I was pretty astonished to see the diversity of his work as I had only really seen a little bit of his blue and rose period and Las Meninas days before. Standouts to me were “Science and Charity”, his work during his stay in Paris focused on the artistic motif of the embrace, “Mother and Child by the Sea”, “Woman with Mantilla”, “Blanquita Suarez”, and “The Studio at La Californie” series. He also had some ceramic designs.
Very sadly (though understandably), there is a strict ‘no photography’ rule inside the museum. There were a couple of times I noticed others discreetly nabbing quick photos, and they were approached by a worker every time.

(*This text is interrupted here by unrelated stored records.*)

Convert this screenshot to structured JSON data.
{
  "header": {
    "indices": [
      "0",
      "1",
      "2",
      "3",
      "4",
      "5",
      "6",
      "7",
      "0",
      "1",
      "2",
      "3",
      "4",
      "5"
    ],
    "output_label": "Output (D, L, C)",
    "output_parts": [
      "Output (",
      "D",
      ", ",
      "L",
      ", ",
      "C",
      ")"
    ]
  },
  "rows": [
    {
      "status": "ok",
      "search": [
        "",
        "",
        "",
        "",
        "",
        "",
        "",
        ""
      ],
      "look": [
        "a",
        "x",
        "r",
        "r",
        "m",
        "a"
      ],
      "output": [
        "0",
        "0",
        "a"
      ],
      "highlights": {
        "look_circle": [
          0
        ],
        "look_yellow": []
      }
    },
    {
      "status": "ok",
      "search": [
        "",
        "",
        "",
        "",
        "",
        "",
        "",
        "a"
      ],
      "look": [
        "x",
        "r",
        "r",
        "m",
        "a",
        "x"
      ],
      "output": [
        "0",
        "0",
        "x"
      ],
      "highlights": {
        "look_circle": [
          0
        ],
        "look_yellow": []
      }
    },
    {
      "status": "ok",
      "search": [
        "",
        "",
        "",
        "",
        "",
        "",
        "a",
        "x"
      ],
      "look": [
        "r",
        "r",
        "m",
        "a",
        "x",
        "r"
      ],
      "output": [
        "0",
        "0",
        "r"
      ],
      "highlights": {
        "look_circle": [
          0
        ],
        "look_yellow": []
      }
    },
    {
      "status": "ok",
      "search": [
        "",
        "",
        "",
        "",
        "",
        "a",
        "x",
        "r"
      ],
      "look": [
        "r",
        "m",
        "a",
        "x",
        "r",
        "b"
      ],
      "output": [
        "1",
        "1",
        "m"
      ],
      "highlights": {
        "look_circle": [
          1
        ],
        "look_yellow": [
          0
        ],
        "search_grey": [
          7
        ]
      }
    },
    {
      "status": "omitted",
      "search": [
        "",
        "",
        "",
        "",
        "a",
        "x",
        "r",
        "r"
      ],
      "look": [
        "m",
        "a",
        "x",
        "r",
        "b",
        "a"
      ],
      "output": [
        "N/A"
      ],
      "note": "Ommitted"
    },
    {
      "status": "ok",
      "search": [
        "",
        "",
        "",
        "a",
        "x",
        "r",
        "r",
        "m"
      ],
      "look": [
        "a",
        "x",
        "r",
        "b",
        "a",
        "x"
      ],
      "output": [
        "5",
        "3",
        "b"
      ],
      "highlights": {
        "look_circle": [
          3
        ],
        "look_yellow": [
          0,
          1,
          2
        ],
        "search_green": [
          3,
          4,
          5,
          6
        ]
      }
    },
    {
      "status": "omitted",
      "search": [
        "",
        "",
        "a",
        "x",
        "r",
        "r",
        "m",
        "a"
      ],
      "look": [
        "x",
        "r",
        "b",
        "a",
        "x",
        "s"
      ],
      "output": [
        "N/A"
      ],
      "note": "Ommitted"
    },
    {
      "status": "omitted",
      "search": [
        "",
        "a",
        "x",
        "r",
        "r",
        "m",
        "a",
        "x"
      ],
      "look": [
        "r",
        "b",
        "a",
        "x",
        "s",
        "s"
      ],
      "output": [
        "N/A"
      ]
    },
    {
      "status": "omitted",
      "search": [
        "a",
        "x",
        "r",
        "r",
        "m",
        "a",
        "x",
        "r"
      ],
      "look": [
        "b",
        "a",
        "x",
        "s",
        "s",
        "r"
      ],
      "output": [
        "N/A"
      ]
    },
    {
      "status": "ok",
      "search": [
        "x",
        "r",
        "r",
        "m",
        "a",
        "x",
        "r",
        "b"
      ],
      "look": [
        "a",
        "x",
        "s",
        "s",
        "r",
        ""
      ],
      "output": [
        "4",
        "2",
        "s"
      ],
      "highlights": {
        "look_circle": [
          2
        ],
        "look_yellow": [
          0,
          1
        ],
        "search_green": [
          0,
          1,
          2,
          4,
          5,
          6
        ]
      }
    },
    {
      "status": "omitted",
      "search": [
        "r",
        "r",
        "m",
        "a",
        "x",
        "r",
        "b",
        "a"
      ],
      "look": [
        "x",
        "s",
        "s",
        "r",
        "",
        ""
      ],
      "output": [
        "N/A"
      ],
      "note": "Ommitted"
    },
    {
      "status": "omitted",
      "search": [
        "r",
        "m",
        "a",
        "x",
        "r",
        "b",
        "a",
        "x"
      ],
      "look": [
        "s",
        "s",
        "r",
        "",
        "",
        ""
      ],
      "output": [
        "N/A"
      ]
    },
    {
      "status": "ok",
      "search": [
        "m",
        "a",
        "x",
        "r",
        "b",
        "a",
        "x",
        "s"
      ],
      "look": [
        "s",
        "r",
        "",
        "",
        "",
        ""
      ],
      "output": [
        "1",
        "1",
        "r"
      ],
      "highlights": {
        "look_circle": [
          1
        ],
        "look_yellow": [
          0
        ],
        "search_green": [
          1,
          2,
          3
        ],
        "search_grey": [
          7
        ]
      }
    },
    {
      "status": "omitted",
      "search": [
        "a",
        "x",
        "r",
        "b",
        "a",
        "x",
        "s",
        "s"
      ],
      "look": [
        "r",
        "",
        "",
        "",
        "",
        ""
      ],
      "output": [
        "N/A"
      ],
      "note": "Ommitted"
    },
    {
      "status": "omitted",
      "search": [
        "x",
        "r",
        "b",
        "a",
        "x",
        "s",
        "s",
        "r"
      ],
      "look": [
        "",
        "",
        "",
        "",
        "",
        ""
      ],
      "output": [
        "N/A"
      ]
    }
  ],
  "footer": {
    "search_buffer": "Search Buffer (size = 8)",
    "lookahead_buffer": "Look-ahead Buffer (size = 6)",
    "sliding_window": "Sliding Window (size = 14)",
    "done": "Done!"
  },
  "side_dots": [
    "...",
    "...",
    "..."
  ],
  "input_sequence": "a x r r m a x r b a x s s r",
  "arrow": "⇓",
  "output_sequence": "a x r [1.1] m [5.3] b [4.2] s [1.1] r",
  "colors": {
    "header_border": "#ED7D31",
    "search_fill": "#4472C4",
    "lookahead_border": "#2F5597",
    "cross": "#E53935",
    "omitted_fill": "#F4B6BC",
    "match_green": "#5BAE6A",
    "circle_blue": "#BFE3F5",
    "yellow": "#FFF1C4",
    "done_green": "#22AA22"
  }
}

I spent almost two and a half hours in the museum, taking frequent sitting breaks towards the end. I then made my way to Park Ciutadella for a re-visit, but sadly found that the large central fountain for my photo quest was under renovations. :( Instead, I explored the park a little more properly than last time and found myself in a large square with nappers, picnickers, drummers, hula hoopers, bubble makers, doggies, jugglers, and a tap dance dance off. I also found a statue with a heart-shape drawn on its butt! Scandal~
I also had a work task assigned to me for the Columbus project that included a short elevator ride up the Columbus monument for €4.50. It’s actually a little pricey for the limited sights and short stay up there. Here are some of the sights:
I couldn’t believe how early it still was, lol. I rested on one of the steps at the foot of the Columbus monument before deciding to check out Marina Port Vell and walk over Rambla del Mar to the other side.
As the sun started to set, I then decided it was time for dinner and settled for a restaurant on Parallel. I ordered the Galician octopus with smoked paprika and virgin oil. It was no longer warm and pretty salty. :/ It was so salty that I decided to have the bread the server gave me to go with, and luckily he didn’t charge me extra for it. Service also took a while so I was out here for a little bit longer than I wanted to be. Man, I really make inconsistent choices when it comes to eating out while traveling, lol.
On my way back to the apartment, I saw a man bathing himself at a water fountain that I didn’t notice before on the street. This would actually become important the next day.